République sociale

Droits des Femmes : progrès réalisés et obstacles à surmonter

par Barbara Regent , Joséphine Coz le 8 mars 2024
En cette journée internationale des droits des femmes, le Laboratoire de la République s’entretient avec Maître Barbara Regent et Maître Joséphine Coz, avocates en droit de la famille et du travail. Maître Barbara Regent a cofondé l’association « Les avocats de la paix », les réseaux interprofessionnels « Humanetic » et les « Elles du business ». Pour elles, « l’objectif derrière les droits des femmes est d’aller vers plus d’humanité pour toutes et tous ».
Illustration pour la journée des Droits des femmes

Le Laboratoire de la République : Pour commencer, un mot sur cette journée du 4 mars 2024, où le Parlement réuni en Congrès a adopté la constitutionnalisation de l’IVG ?

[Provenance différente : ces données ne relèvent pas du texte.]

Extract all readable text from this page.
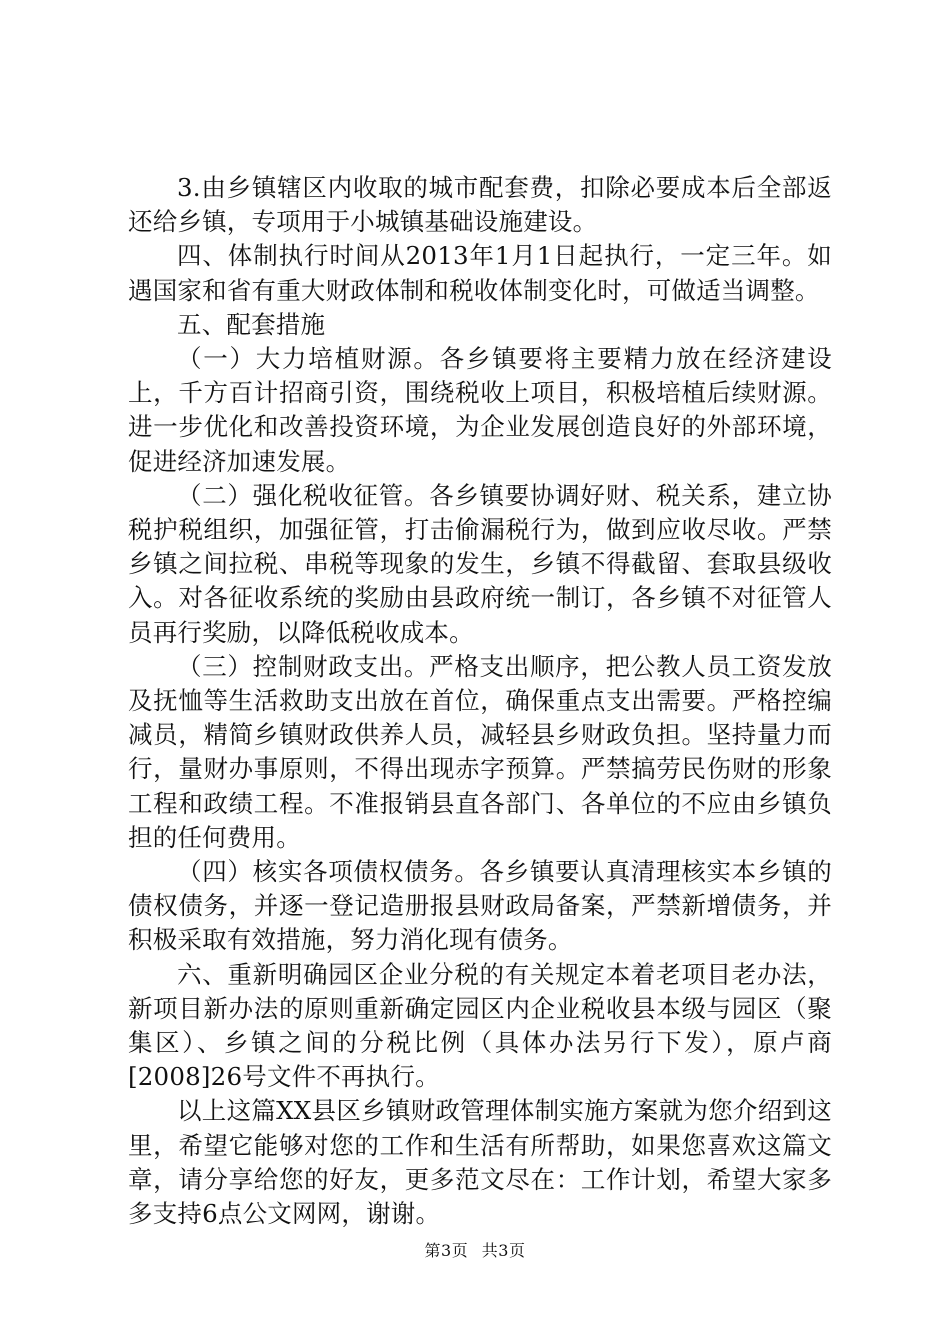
3.由乡镇辖区内收取的城市配套费，扣除必要成本后全部返还给乡镇，专项用于小城镇基础设施建设。

四、体制执行时间从2013年1月1日起执行，一定三年。如遇国家和省有重大财政体制和税收体制变化时，可做适当调整。

五、配套措施

（一）大力培植财源。各乡镇要将主要精力放在经济建设上，千方百计招商引资，围绕税收上项目，积极培植后续财源。进一步优化和改善投资环境，为企业发展创造良好的外部环境，促进经济加速发展。

（二）强化税收征管。各乡镇要协调好财、税关系，建立协税护税组织，加强征管，打击偷漏税行为，做到应收尽收。严禁乡镇之间拉税、串税等现象的发生，乡镇不得截留、套取县级收入。对各征收系统的奖励由县政府统一制订，各乡镇不对征管人员再行奖励，以降低税收成本。

（三）控制财政支出。严格支出顺序，把公教人员工资发放及抚恤等生活救助支出放在首位，确保重点支出需要。严格控编减员，精简乡镇财政供养人员，减轻县乡财政负担。坚持量力而行，量财办事原则，不得出现赤字预算。严禁搞劳民伤财的形象工程和政绩工程。不准报销县直各部门、各单位的不应由乡镇负担的任何费用。

（四）核实各项债权债务。各乡镇要认真清理核实本乡镇的债权债务，并逐一登记造册报县财政局备案，严禁新增债务，并积极采取有效措施，努力消化现有债务。

六、重新明确园区企业分税的有关规定本着老项目老办法，新项目新办法的原则重新确定园区内企业税收县本级与园区（聚集区）、乡镇之间的分税比例（具体办法另行下发），原卢商[2008]26号文件不再执行。

以上这篇XX县区乡镇财政管理体制实施方案就为您介绍到这里，希望它能够对您的工作和生活有所帮助，如果您喜欢这篇文章，请分享给您的好友，更多范文尽在：工作计划，希望大家多多支持6点公文网网，谢谢。

第3页 共3页
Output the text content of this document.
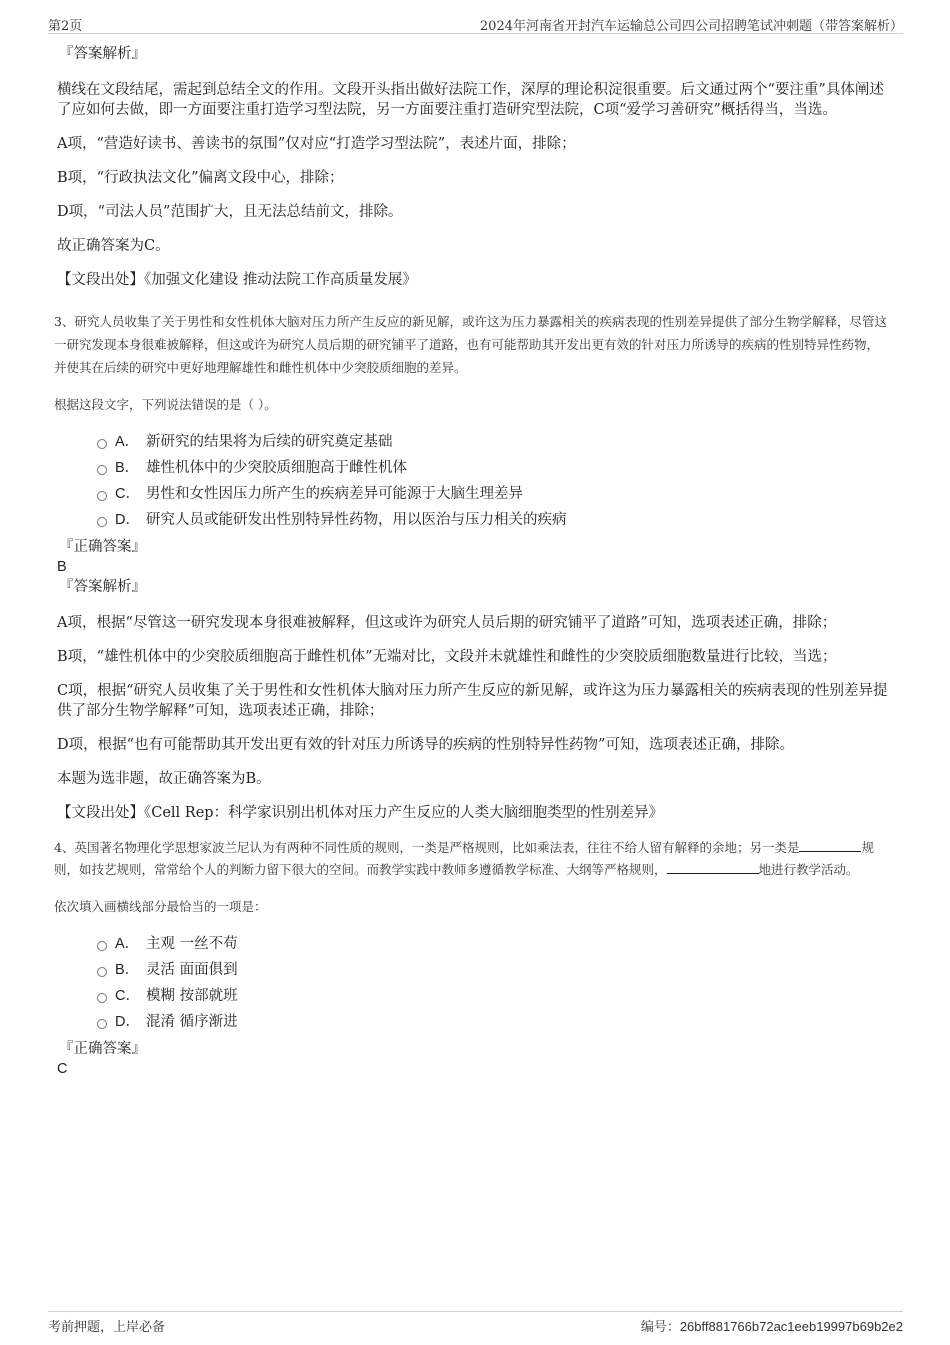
第2页	2024年河南省开封汽车运输总公司四公司招聘笔试冲刺题（带答案解析）

『答案解析』

横线在文段结尾，需起到总结全文的作用。文段开头指出做好法院工作，深厚的理论积淀很重要。后文通过两个“要注重”具体阐述了应如何去做，即一方面要注重打造学习型法院，另一方面要注重打造研究型法院，C项“爱学习善研究”概括得当，当选。

A项，“营造好读书、善读书的氛围”仅对应“打造学习型法院”，表述片面，排除；

B项，“行政执法文化”偏离文段中心，排除；

D项，“司法人员”范围扩大，且无法总结前文，排除。

故正确答案为C。

【文段出处】《加强文化建设 推动法院工作高质量发展》

3、研究人员收集了关于男性和女性机体大脑对压力所产生反应的新见解，或许这为压力暴露相关的疾病表现的性别差异提供了部分生物学解释，尽管这一研究发现本身很难被解释，但这或许为研究人员后期的研究铺平了道路，也有可能帮助其开发出更有效的针对压力所诱导的疾病的性别特异性药物，并使其在后续的研究中更好地理解雄性和雌性机体中少突胶质细胞的差异。

根据这段文字，下列说法错误的是（ ）。

A． 新研究的结果将为后续的研究奠定基础
B． 雄性机体中的少突胶质细胞高于雌性机体
C． 男性和女性因压力所产生的疾病差异可能源于大脑生理差异
D． 研究人员或能研发出性别特异性药物，用以医治与压力相关的疾病

『正确答案』

B

『答案解析』

A项，根据“尽管这一研究发现本身很难被解释，但这或许为研究人员后期的研究铺平了道路”可知，选项表述正确，排除；

B项，“雄性机体中的少突胶质细胞高于雌性机体”无端对比，文段并未就雄性和雌性的少突胶质细胞数量进行比较，当选；

C项，根据“研究人员收集了关于男性和女性机体大脑对压力所产生反应的新见解，或许这为压力暴露相关的疾病表现的性别差异提供了部分生物学解释”可知，选项表述正确，排除；

D项，根据“也有可能帮助其开发出更有效的针对压力所诱导的疾病的性别特异性药物”可知，选项表述正确，排除。

本题为选非题，故正确答案为B。

【文段出处】《Cell Rep：科学家识别出机体对压力产生反应的人类大脑细胞类型的性别差异》

4、英国著名物理化学思想家波兰尼认为有两种不同性质的规则，一类是严格规则，比如乘法表，往往不给人留有解释的余地；另一类是	规则，如技艺规则，常常给个人的判断力留下很大的空间。而教学实践中教师多遵循教学标准、大纲等严格规则，	地进行教学活动。

依次填入画横线部分最恰当的一项是：

A． 主观 一丝不苟
B． 灵活 面面俱到
C． 模糊 按部就班
D． 混淆 循序渐进

『正确答案』

C

考前押题，上岸必备	编号：26bff881766b72ac1eeb19997b69b2e2
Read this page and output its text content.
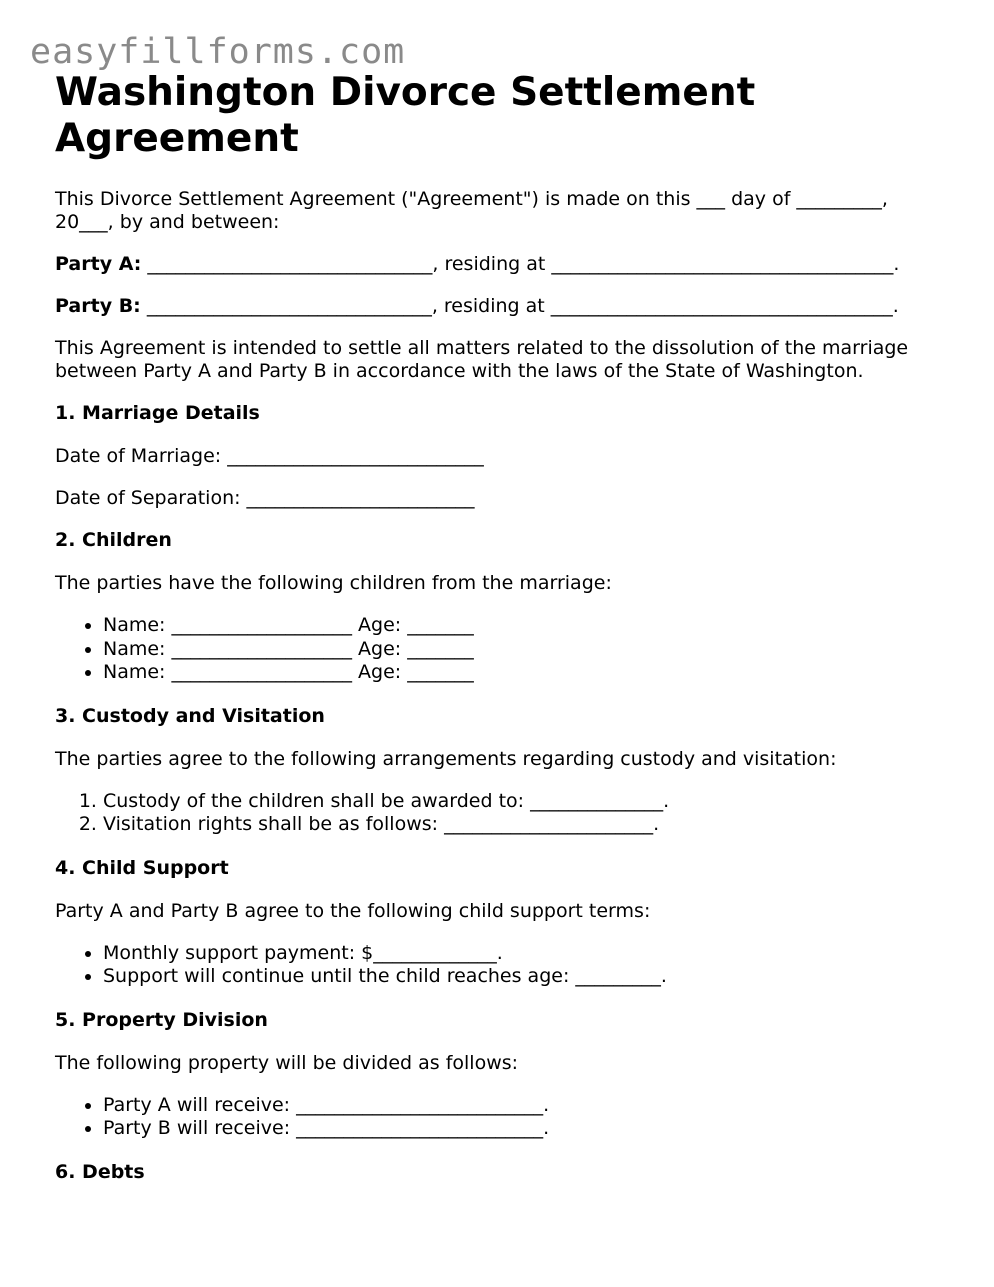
easyfillforms.com
Washington Divorce Settlement Agreement

This Divorce Settlement Agreement ("Agreement") is made on this ___ day of _________, 20___, by and between:

Party A: ______________________________, residing at ____________________________________.

Party B: ______________________________, residing at ____________________________________.

This Agreement is intended to settle all matters related to the dissolution of the marriage between Party A and Party B in accordance with the laws of the State of Washington.

1. Marriage Details

Date of Marriage: ___________________________

Date of Separation: ________________________

2. Children

The parties have the following children from the marriage:

• Name: ___________________ Age: _______
• Name: ___________________ Age: _______
• Name: ___________________ Age: _______
3. Custody and Visitation

The parties agree to the following arrangements regarding custody and visitation:

1. Custody of the children shall be awarded to: ______________.
2. Visitation rights shall be as follows: ______________________.
4. Child Support

Party A and Party B agree to the following child support terms:

• Monthly support payment: $_____________.
• Support will continue until the child reaches age: _________.
5. Property Division

The following property will be divided as follows:

• Party A will receive: __________________________.
• Party B will receive: __________________________.
6. Debts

Barbara Regent : Cette journée était historique pour les femmes du monde entier. Le symbole est fort. Le corps des femmes n’appartient à personne. On  ne le répètera jamais assez. Cependant, il reste terrible de devoir constitutionnaliser ce droit. Imaginerait-on devoir le faire au sujet du corps des hommes ?

Le Laboratoire de la République : Quels sont les principaux défis auxquels les femmes sont confrontées en matière de droits dans le système juridique français actuel ?

Barbara Regent : Notre priorité est d’améliorer la condition des femmes dans le  monde du travail, mais il faut aussi le faire au sein de la famille. Les déséquilibres de genre y sont récurrents,  notamment en matière patrimoniale et financière. Si on prend l’exemple de la pension alimentaire, les femmes sont confrontées à une inégalité fiscale puisque les pensions doivent être déclarées pour celle/celui qui la perçoit, bien que cette somme soit rapidement dépensée pour les besoins des enfants, alors que pour celui ou celle qui la paye, généralement l’homme, elle est déductible fiscalement, donc beaucoup plus neutre financièrement. Les pensions alimentaires exposent également les femmes  à un risque de contrôle coercitif.  Elles peuvent, notamment si elles sont issues d’un accord entre les parents non homologué devant un juge,   être utilisées pour faire pression sur l’ex-compagne. Leur règlement, ou pas, devient, pour l’ex-conjoint, un levier pour obtenir un arrangement au sujet des enfants ou de ses exigences.

Nous engageons vraiment les femmes, pour le respect de leurs droits, à consulter un avocat avant leur séparation, et même durant la vie maritale, pour connaître ceux-ci et les préserver.  Il ne faut pas craindre de demander conseil à un avocat. Ils sont en première ligne pour la protection des droits des individus et celle-ci peut aussi se faire au travers des modes amiables de manière très pacifique. Il existe de multiples possibilités tant pratiques qu’en matière d’aides financières (des permanences au sein des barreaux, la prise en charge de tout ou partie de leurs honoraires  par l’aide juridictionnelle, une protection juridique, une intervention d’une assistante sociale ou d’une consultante sociale libérale dont le travail pour débloquer des fonds est formidable).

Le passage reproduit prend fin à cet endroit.